The dawn of November next week marks 6 months until the next general election. It could mark 6 months until Boris Johnson returns to parliament for the first time since 2008. It could mark the beginning of a new political era dominated by ‘Borismania’. It could well mark a new chapter in Johnson’s craving for power and public acceptance.
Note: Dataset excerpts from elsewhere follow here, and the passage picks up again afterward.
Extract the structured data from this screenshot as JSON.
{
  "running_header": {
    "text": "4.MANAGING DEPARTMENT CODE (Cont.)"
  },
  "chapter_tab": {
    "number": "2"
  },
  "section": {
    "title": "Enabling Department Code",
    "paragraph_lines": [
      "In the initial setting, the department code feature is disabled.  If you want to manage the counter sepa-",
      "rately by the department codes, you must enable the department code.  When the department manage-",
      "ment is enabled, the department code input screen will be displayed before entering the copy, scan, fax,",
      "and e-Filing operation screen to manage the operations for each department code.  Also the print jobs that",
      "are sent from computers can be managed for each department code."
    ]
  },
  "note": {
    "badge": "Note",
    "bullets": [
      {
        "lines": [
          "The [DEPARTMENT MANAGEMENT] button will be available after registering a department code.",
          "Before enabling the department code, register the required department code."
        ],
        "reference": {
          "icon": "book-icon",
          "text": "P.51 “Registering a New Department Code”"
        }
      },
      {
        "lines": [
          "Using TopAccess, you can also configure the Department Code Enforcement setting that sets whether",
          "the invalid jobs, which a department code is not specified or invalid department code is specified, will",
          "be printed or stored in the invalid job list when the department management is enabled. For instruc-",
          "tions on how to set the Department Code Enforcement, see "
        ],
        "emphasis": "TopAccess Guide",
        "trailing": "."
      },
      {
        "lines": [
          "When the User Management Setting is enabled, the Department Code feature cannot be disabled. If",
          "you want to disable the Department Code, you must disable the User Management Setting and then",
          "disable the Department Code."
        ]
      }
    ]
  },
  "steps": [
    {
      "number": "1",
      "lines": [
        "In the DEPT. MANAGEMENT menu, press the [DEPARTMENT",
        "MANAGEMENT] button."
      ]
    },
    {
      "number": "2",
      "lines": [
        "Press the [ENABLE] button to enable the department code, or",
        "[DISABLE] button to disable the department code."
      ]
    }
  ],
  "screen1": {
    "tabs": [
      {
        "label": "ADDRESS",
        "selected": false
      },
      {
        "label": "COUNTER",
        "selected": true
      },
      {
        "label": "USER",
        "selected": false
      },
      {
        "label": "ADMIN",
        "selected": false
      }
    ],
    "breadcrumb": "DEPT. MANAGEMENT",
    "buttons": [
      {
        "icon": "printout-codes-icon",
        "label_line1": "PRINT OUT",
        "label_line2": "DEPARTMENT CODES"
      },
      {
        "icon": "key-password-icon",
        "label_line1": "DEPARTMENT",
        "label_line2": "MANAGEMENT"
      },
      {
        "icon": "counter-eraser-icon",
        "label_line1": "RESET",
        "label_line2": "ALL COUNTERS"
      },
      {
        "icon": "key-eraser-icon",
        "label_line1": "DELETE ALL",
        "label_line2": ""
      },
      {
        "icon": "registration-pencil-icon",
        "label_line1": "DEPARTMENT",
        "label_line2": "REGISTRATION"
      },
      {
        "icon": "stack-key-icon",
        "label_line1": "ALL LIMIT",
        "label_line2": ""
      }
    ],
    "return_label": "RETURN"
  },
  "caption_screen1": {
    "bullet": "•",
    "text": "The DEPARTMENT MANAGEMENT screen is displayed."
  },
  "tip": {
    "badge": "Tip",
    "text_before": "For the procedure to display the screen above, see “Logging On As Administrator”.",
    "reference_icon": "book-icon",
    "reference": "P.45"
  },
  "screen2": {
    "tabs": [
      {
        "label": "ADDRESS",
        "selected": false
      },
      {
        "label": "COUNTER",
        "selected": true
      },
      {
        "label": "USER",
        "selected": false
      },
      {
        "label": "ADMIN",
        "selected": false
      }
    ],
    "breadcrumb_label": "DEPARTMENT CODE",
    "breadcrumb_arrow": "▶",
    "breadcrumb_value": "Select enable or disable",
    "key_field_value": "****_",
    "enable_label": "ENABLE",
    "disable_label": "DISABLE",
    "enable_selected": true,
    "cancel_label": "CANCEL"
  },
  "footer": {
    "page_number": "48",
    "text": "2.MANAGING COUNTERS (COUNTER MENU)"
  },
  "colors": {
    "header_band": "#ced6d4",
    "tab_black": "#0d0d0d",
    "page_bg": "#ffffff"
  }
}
There was an interview back in March 2013, when Johnson was asked whether he would ever like to be Prime Minister. The following reply was elicited from the charismatic Mayor: “If the ball came loose from the back of the scrum, it would be a great thing to have a crack at.” This typical Johnsonian response seems to show his flippancy; the idea that being the Prime Minister of Britain is something you ‘have a crack at’ is pretty ridiculous. Johnson makes running the country sound like it’s some kind of snobbish hobby – like going sailing or playing a few rounds of golf on the weekend. That being said, Johnson does have a fair chance at attaining this goal. However, he has a few obstacles to overcome before this.
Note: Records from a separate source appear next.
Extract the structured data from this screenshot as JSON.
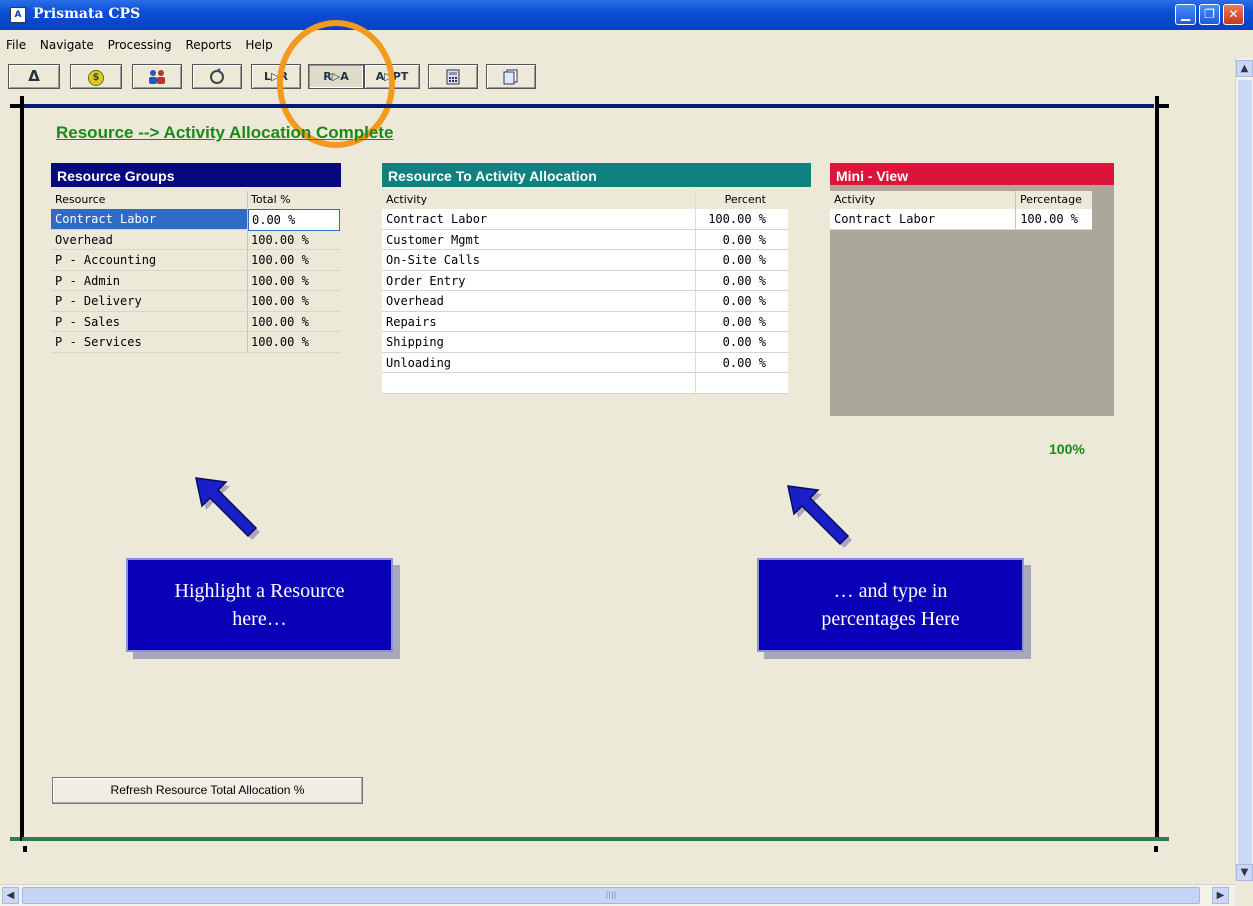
{
  "window": {
    "title": "Prismata CPS",
    "icon_text": "A"
  },
  "menu": [
    "File",
    "Navigate",
    "Processing",
    "Reports",
    "Help"
  ],
  "toolbar": [
    "Δ",
    "$",
    "",
    "",
    "L▷R",
    "R▷A",
    "A▷PT",
    "",
    ""
  ],
  "section_title": "Resource --> Activity Allocation Complete",
  "resource_groups": {
    "title": "Resource Groups",
    "headers": [
      "Resource",
      "Total %"
    ],
    "rows": [
      [
        "Contract Labor",
        "0.00 %"
      ],
      [
        "Overhead",
        "100.00 %"
      ],
      [
        "P - Accounting",
        "100.00 %"
      ],
      [
        "P - Admin",
        "100.00 %"
      ],
      [
        "P - Delivery",
        "100.00 %"
      ],
      [
        "P - Sales",
        "100.00 %"
      ],
      [
        "P - Services",
        "100.00 %"
      ]
    ]
  },
  "allocation": {
    "title": "Resource To Activity Allocation",
    "headers": [
      "Activity",
      "Percent"
    ],
    "rows": [
      [
        "Contract Labor",
        "100.00 %"
      ],
      [
        "Customer Mgmt",
        "0.00 %"
      ],
      [
        "On-Site Calls",
        "0.00 %"
      ],
      [
        "Order Entry",
        "0.00 %"
      ],
      [
        "Overhead",
        "0.00 %"
      ],
      [
        "Repairs",
        "0.00 %"
      ],
      [
        "Shipping",
        "0.00 %"
      ],
      [
        "Unloading",
        "0.00 %"
      ],
      [
        "",
        ""
      ]
    ]
  },
  "mini_view": {
    "title": "Mini - View",
    "headers": [
      "Activity",
      "Percentage"
    ],
    "rows": [
      [
        "Contract Labor",
        "100.00 %"
      ]
    ],
    "total": "100%"
  },
  "callouts": {
    "left": "Highlight a Resource here…",
    "right": "… and type in percentages Here"
  },
  "refresh_button": "Refresh Resource Total Allocation %",
  "scroll": {
    "grip": "||||"
  },
  "colors": {
    "resource_groups_header": "#08087e",
    "allocation_header": "#108080",
    "mini_view_header": "#dc143c",
    "title_green": "#188a18",
    "callout_blue": "#0a00b8",
    "highlight_ring": "#f39a1e"
  }
}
For Johnson to ever attain the position of Prime Minister, he must first take command of the Conservative Party. This in itself is not an easy task as Theresa May and George Osborne have both been seen to be eyeing up the prize. Unless the Conservatives are outright victors in the 2015 election, the rivalry for leadership will certainly come to boil. Johnson has been mixing with the right people in his own eccentric and charismatic way, yet Osborne and May have actually been sitting on the front bench for the last five years which gives them some authority over Johnson.
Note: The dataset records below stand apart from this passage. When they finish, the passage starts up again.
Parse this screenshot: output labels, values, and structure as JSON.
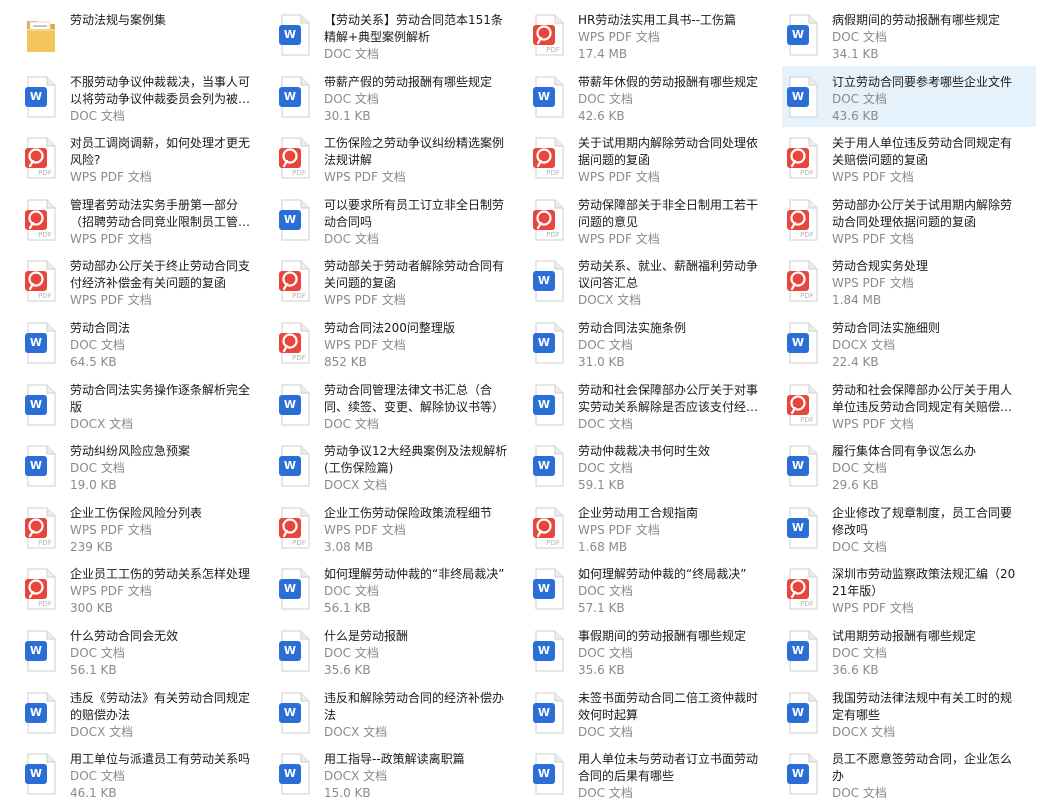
{
  "colors": {
    "doc": "#2b6fd6",
    "pdf": "#e8463c",
    "folder": "#f3c35c",
    "selected": "#e5f1fb"
  },
  "items": [
    {
      "name": "劳动法规与案例集",
      "type": "folder",
      "icon": "folder-icon",
      "size": "",
      "selected": false
    },
    {
      "name": "【劳动关系】劳动合同范本151条精解+典型案例解析",
      "type": "DOC 文档",
      "icon": "word-doc-icon",
      "size": "",
      "selected": false
    },
    {
      "name": "HR劳动法实用工具书--工伤篇",
      "type": "WPS PDF 文档",
      "icon": "pdf-icon",
      "size": "17.4 MB",
      "selected": false
    },
    {
      "name": "病假期间的劳动报酬有哪些规定",
      "type": "DOC 文档",
      "icon": "word-doc-icon",
      "size": "34.1 KB",
      "selected": false
    },
    {
      "name": "不服劳动争议仲裁裁决，当事人可以将劳动争议仲裁委员会列为被…",
      "type": "DOC 文档",
      "icon": "word-doc-icon",
      "size": "",
      "selected": false
    },
    {
      "name": "带薪产假的劳动报酬有哪些规定",
      "type": "DOC 文档",
      "icon": "word-doc-icon",
      "size": "30.1 KB",
      "selected": false
    },
    {
      "name": "带薪年休假的劳动报酬有哪些规定",
      "type": "DOC 文档",
      "icon": "word-doc-icon",
      "size": "42.6 KB",
      "selected": false
    },
    {
      "name": "订立劳动合同要参考哪些企业文件",
      "type": "DOC 文档",
      "icon": "word-doc-icon",
      "size": "43.6 KB",
      "selected": true
    },
    {
      "name": "对员工调岗调薪，如何处理才更无风险?",
      "type": "WPS PDF 文档",
      "icon": "pdf-icon",
      "size": "",
      "selected": false
    },
    {
      "name": "工伤保险之劳动争议纠纷精选案例法规讲解",
      "type": "WPS PDF 文档",
      "icon": "pdf-icon",
      "size": "",
      "selected": false
    },
    {
      "name": "关于试用期内解除劳动合同处理依据问题的复函",
      "type": "WPS PDF 文档",
      "icon": "pdf-icon",
      "size": "",
      "selected": false
    },
    {
      "name": "关于用人单位违反劳动合同规定有关赔偿问题的复函",
      "type": "WPS PDF 文档",
      "icon": "pdf-icon",
      "size": "",
      "selected": false
    },
    {
      "name": "管理者劳动法实务手册第一部分（招聘劳动合同竞业限制员工管理…",
      "type": "WPS PDF 文档",
      "icon": "pdf-icon",
      "size": "",
      "selected": false
    },
    {
      "name": "可以要求所有员工订立非全日制劳动合同吗",
      "type": "DOC 文档",
      "icon": "word-doc-icon",
      "size": "",
      "selected": false
    },
    {
      "name": "劳动保障部关于非全日制用工若干问题的意见",
      "type": "WPS PDF 文档",
      "icon": "pdf-icon",
      "size": "",
      "selected": false
    },
    {
      "name": "劳动部办公厅关于试用期内解除劳动合同处理依据问题的复函",
      "type": "WPS PDF 文档",
      "icon": "pdf-icon",
      "size": "",
      "selected": false
    },
    {
      "name": "劳动部办公厅关于终止劳动合同支付经济补偿金有关问题的复函",
      "type": "WPS PDF 文档",
      "icon": "pdf-icon",
      "size": "",
      "selected": false
    },
    {
      "name": "劳动部关于劳动者解除劳动合同有关问题的复函",
      "type": "WPS PDF 文档",
      "icon": "pdf-icon",
      "size": "",
      "selected": false
    },
    {
      "name": "劳动关系、就业、薪酬福利劳动争议问答汇总",
      "type": "DOCX 文档",
      "icon": "word-docx-icon",
      "size": "",
      "selected": false
    },
    {
      "name": "劳动合规实务处理",
      "type": "WPS PDF 文档",
      "icon": "pdf-icon",
      "size": "1.84 MB",
      "selected": false
    },
    {
      "name": "劳动合同法",
      "type": "DOC 文档",
      "icon": "word-doc-icon",
      "size": "64.5 KB",
      "selected": false
    },
    {
      "name": "劳动合同法200问整理版",
      "type": "WPS PDF 文档",
      "icon": "pdf-icon",
      "size": "852 KB",
      "selected": false
    },
    {
      "name": "劳动合同法实施条例",
      "type": "DOC 文档",
      "icon": "word-doc-icon",
      "size": "31.0 KB",
      "selected": false
    },
    {
      "name": "劳动合同法实施细则",
      "type": "DOCX 文档",
      "icon": "word-docx-icon",
      "size": "22.4 KB",
      "selected": false
    },
    {
      "name": "劳动合同法实务操作逐条解析完全版",
      "type": "DOCX 文档",
      "icon": "word-docx-icon",
      "size": "",
      "selected": false
    },
    {
      "name": "劳动合同管理法律文书汇总（合同、续签、变更、解除协议书等）",
      "type": "DOC 文档",
      "icon": "word-doc-icon",
      "size": "",
      "selected": false
    },
    {
      "name": "劳动和社会保障部办公厅关于对事实劳动关系解除是否应该支付经济…",
      "type": "DOC 文档",
      "icon": "word-doc-icon",
      "size": "",
      "selected": false
    },
    {
      "name": "劳动和社会保障部办公厅关于用人单位违反劳动合同规定有关赔偿…",
      "type": "WPS PDF 文档",
      "icon": "pdf-icon",
      "size": "",
      "selected": false
    },
    {
      "name": "劳动纠纷风险应急预案",
      "type": "DOC 文档",
      "icon": "word-doc-icon",
      "size": "19.0 KB",
      "selected": false
    },
    {
      "name": "劳动争议12大经典案例及法规解析(工伤保险篇)",
      "type": "DOCX 文档",
      "icon": "word-docx-icon",
      "size": "",
      "selected": false
    },
    {
      "name": "劳动仲裁裁决书何时生效",
      "type": "DOC 文档",
      "icon": "word-doc-icon",
      "size": "59.1 KB",
      "selected": false
    },
    {
      "name": "履行集体合同有争议怎么办",
      "type": "DOC 文档",
      "icon": "word-doc-icon",
      "size": "29.6 KB",
      "selected": false
    },
    {
      "name": "企业工伤保险风险分列表",
      "type": "WPS PDF 文档",
      "icon": "pdf-icon",
      "size": "239 KB",
      "selected": false
    },
    {
      "name": "企业工伤劳动保险政策流程细节",
      "type": "WPS PDF 文档",
      "icon": "pdf-icon",
      "size": "3.08 MB",
      "selected": false
    },
    {
      "name": "企业劳动用工合规指南",
      "type": "WPS PDF 文档",
      "icon": "pdf-icon",
      "size": "1.68 MB",
      "selected": false
    },
    {
      "name": "企业修改了规章制度，员工合同要修改吗",
      "type": "DOC 文档",
      "icon": "word-doc-icon",
      "size": "",
      "selected": false
    },
    {
      "name": "企业员工工伤的劳动关系怎样处理",
      "type": "WPS PDF 文档",
      "icon": "pdf-icon",
      "size": "300 KB",
      "selected": false
    },
    {
      "name": "如何理解劳动仲裁的“非终局裁决”",
      "type": "DOC 文档",
      "icon": "word-doc-icon",
      "size": "56.1 KB",
      "selected": false
    },
    {
      "name": "如何理解劳动仲裁的“终局裁决”",
      "type": "DOC 文档",
      "icon": "word-doc-icon",
      "size": "57.1 KB",
      "selected": false
    },
    {
      "name": "深圳市劳动监察政策法规汇编（2021年版）",
      "type": "WPS PDF 文档",
      "icon": "pdf-icon",
      "size": "",
      "selected": false
    },
    {
      "name": "什么劳动合同会无效",
      "type": "DOC 文档",
      "icon": "word-doc-icon",
      "size": "56.1 KB",
      "selected": false
    },
    {
      "name": "什么是劳动报酬",
      "type": "DOC 文档",
      "icon": "word-doc-icon",
      "size": "35.6 KB",
      "selected": false
    },
    {
      "name": "事假期间的劳动报酬有哪些规定",
      "type": "DOC 文档",
      "icon": "word-doc-icon",
      "size": "35.6 KB",
      "selected": false
    },
    {
      "name": "试用期劳动报酬有哪些规定",
      "type": "DOC 文档",
      "icon": "word-doc-icon",
      "size": "36.6 KB",
      "selected": false
    },
    {
      "name": "违反《劳动法》有关劳动合同规定的赔偿办法",
      "type": "DOCX 文档",
      "icon": "word-docx-icon",
      "size": "",
      "selected": false
    },
    {
      "name": "违反和解除劳动合同的经济补偿办法",
      "type": "DOCX 文档",
      "icon": "word-docx-icon",
      "size": "",
      "selected": false
    },
    {
      "name": "未签书面劳动合同二倍工资仲裁时效何时起算",
      "type": "DOC 文档",
      "icon": "word-doc-icon",
      "size": "",
      "selected": false
    },
    {
      "name": "我国劳动法律法规中有关工时的规定有哪些",
      "type": "DOCX 文档",
      "icon": "word-docx-icon",
      "size": "",
      "selected": false
    },
    {
      "name": "用工单位与派遣员工有劳动关系吗",
      "type": "DOC 文档",
      "icon": "word-doc-icon",
      "size": "46.1 KB",
      "selected": false
    },
    {
      "name": "用工指导--政策解读离职篇",
      "type": "DOCX 文档",
      "icon": "word-docx-icon",
      "size": "15.0 KB",
      "selected": false
    },
    {
      "name": "用人单位未与劳动者订立书面劳动合同的后果有哪些",
      "type": "DOC 文档",
      "icon": "word-doc-icon",
      "size": "",
      "selected": false
    },
    {
      "name": "员工不愿意签劳动合同，企业怎么办",
      "type": "DOC 文档",
      "icon": "word-doc-icon",
      "size": "",
      "selected": false
    }
  ]
}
To even work his way up the party, Johnson must return to Parliament in the upcoming election. He has had a decent run as an MP – from 2001 to 2008 – but his record is not exactly clean. A quick glance at the way in which Johnson voted during his previous time in Parliament tells us he hardly ever rebelled against his party. Could this show his loyalty? My view is that he simply voted along the party line to stay in the ‘good books’ of the party leaders. He sucked up. This does not suggest that he would simply be a quiet ally of David Cameron or any other Conservative leader. In fact, if we look at his relationship with the party leadership during his time as an MP, we see it is far from peaceful. Boris was sacked from his position as Shadow Arts Minister and Party Vice-Chairman in 2004 by, then Conservative leader Michael Howard, over his affair with Petronella Wyatt, and his subsequent incapability to tell the truth.
Even his time as a journalist was turbulent to say the least. Max Hastings – whom Boris worked under as EU correspondent and later as a columnist for The Daily Telegraph – wrote a fascinating article in 2012 entitled ‘If Boris Johnson ever becomes PM, I’m on the first plane out of Britain.’ That tells you enough about Hastings’s view of Johnson but what stood out to me most was the killer blow; “I would not trust [Boris] with my wife nor – from painful experience – my wallet.” Certainly not a gleaming reference from Johnson’s old boss.
In reviewing his past and what is to come – whether he sweeps the nation by storm or ends up caught in (yet another) thundering scandal – Boris Johnson is stringing the country along with his bumbling voice and shaggy hair. I believe that to Britain’s politically unmotivated and lethargic electorate, Johnson certainly appears to be a fresh, new brand of politician. Yet, I firmly hope – once the PR-finish has worn off and the paint starts to crack – the Mayor of London incumbent will be seen as he is; a manipulative and methodical political powerhouse with high hopes for his own ambition alone. Not to say that he isn’t entertaining; I just hope that entertainment is not mistaken for anything which deserves ‘to have a crack’ at running the country.